Qualitative Analysis of Primary Care Provider Prescribing Decisions for Urinary Tract Infections

Antibiotics 2019, 8(2), 84; https://doi.org/10.3390/antibiotics8020084
by Larissa Grigoryan 1,*, Susan Nash 1, Roger Zoorob 1, George J. Germanos 1, Matthew S. Horsfield 1, Fareed M. Khan 1, Lindsey Martin 2,3 and Barbara W. Trautner 2,3
Reviewer 1: Anonymous
Reviewer 2: Anonymous
Antibiotics 2019, 8(2), 84; https://doi.org/10.3390/antibiotics8020084
Submission received: 14 May 2019 / Revised: 13 June 2019 / Accepted: 14 June 2019 / Published: 19 June 2019
(This article belongs to the Special Issue Feature Paper in Antibiotics for 2019)

Round 1

Reviewer 1 Report

This is a well written and interesting qualitative study to understand the prescription of antibiotics by primary care providers in urinary tract infections. I have only a few comments.

Please change the title, removing the sentence  “We Have a Patient Population that Wants Their Symptoms to be Resolved Immediately”.

In the abstract, the aim of the study should be clear. It must be clear that the study focuses only on the prescription decisions of antibiotics for treatment of urinary tract infections.

The setting of the study were two private, academically-affiliated family medicine clinics. Are these kind of clinics, and physicians working there, representative of primary care service? Why the authors did not make some interviews in public not academically-affiliated clinics? Although it is a qualitative study whose objective is to explore the participants' perception and practice, it seems to me that there may be differences between the private sector and the public sector, as well as among academically-affiliated and not academically-affiliated clinics. It is important to discuss this in the discussion section, maybe as a limitation of the study.

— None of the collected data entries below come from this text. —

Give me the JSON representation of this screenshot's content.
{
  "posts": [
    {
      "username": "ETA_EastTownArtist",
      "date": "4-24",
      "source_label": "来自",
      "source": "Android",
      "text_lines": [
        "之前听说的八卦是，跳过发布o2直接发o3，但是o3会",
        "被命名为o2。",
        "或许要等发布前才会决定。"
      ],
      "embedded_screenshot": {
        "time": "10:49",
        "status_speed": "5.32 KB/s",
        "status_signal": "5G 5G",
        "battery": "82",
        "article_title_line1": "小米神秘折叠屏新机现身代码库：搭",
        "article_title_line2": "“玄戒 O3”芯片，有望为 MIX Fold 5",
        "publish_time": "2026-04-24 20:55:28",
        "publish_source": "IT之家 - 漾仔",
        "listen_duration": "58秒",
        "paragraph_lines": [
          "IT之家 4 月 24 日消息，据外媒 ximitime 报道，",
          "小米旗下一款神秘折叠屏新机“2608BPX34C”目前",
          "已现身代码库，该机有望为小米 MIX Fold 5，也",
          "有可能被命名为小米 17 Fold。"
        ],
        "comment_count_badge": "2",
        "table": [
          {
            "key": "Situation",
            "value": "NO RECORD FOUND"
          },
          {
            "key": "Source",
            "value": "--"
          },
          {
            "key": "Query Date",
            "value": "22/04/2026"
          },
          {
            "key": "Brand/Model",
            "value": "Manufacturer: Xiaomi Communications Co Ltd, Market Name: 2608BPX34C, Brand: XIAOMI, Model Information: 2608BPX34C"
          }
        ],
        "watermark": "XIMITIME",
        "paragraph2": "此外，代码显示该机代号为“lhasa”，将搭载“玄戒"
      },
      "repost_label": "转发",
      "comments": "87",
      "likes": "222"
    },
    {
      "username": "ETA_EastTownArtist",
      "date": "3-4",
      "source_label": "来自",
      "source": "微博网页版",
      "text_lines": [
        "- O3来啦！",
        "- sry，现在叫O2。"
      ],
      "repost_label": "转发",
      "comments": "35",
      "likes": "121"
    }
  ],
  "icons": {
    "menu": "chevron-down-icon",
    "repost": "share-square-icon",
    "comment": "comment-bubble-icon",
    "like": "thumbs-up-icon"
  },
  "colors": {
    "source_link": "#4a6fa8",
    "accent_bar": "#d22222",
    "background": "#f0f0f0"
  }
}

In the methods section was mentioned the use of a guide during the interviews. To better understand the methodology used during interviews it will be important to add this guide as supplementary material. Why individual interviews and not other qualitative methodology (like focus group), considered more adequate for in-depth exploration of attitudes and beliefs? A clear argumentation for the choice of using individual interviews should be added in methods section.

 

Author Response

Victoria Liu

Assistant Editor

Antibiotics

REF: 516450

 

Dear Editor and Reviewers,

Thank you for reviewing our manuscript and inviting us to revise our paper. We appreciate your insightful comments and have modified the text according to your suggestions. All revisions were made using track changes in the manuscript. Please find below our replies to your comments.


Comments from Editor

 

Academic Editor Comments

Before I offer that this manuscript to be sent out for formal reviews, please justify your sample size. It seems small to me and therefore has limited generalisability and applicability.

Our sample was purposively selected and not intended to provide a representative sample of primary care providers. Qualitative studies focus on transferability of the findings versus generalizability, meaning that the qualitative findings can be applied rather than generalized to other settings.1

Qualitative studies, given the depth and richness of information gathered, generally have smaller sample sizes than quantitative studies. Saturation of the data can be achieved with as few as 12 interviews if the sample size is homogeneous.2 Our sample was highly focused and we only interviewed primary care providers working in very similar environments. Both clinics are private, academically affiliated family medicine clinics in large urban area. We reached data saturation after 13 interviews with our homogenous sample. We have clarified this in the first paragraph of our Results section. Please see lines 70-72.

Reviewer 1 comment

This is a well written and interesting qualitative study to understand the prescription of antibiotics by primary care providers in urinary tract infections. I have only a few comments.

Please change the title, removing the sentence “We Have a Patient Population that Wants Their Symptoms to be Resolved Immediately”.

We appreciate the reviewer’s positive comments on our manuscript. We are happy to remove the quote from the title and will leave this decision to the Editor.

In the abstract, the aim of the study should be clear. It must be clear that the study focuses only on the prescription decisions of antibiotics for treatment of urinary tract infections.

As the reviewer suggested, we have clarified the focus of the study in the abstract. Please see lines 22-23.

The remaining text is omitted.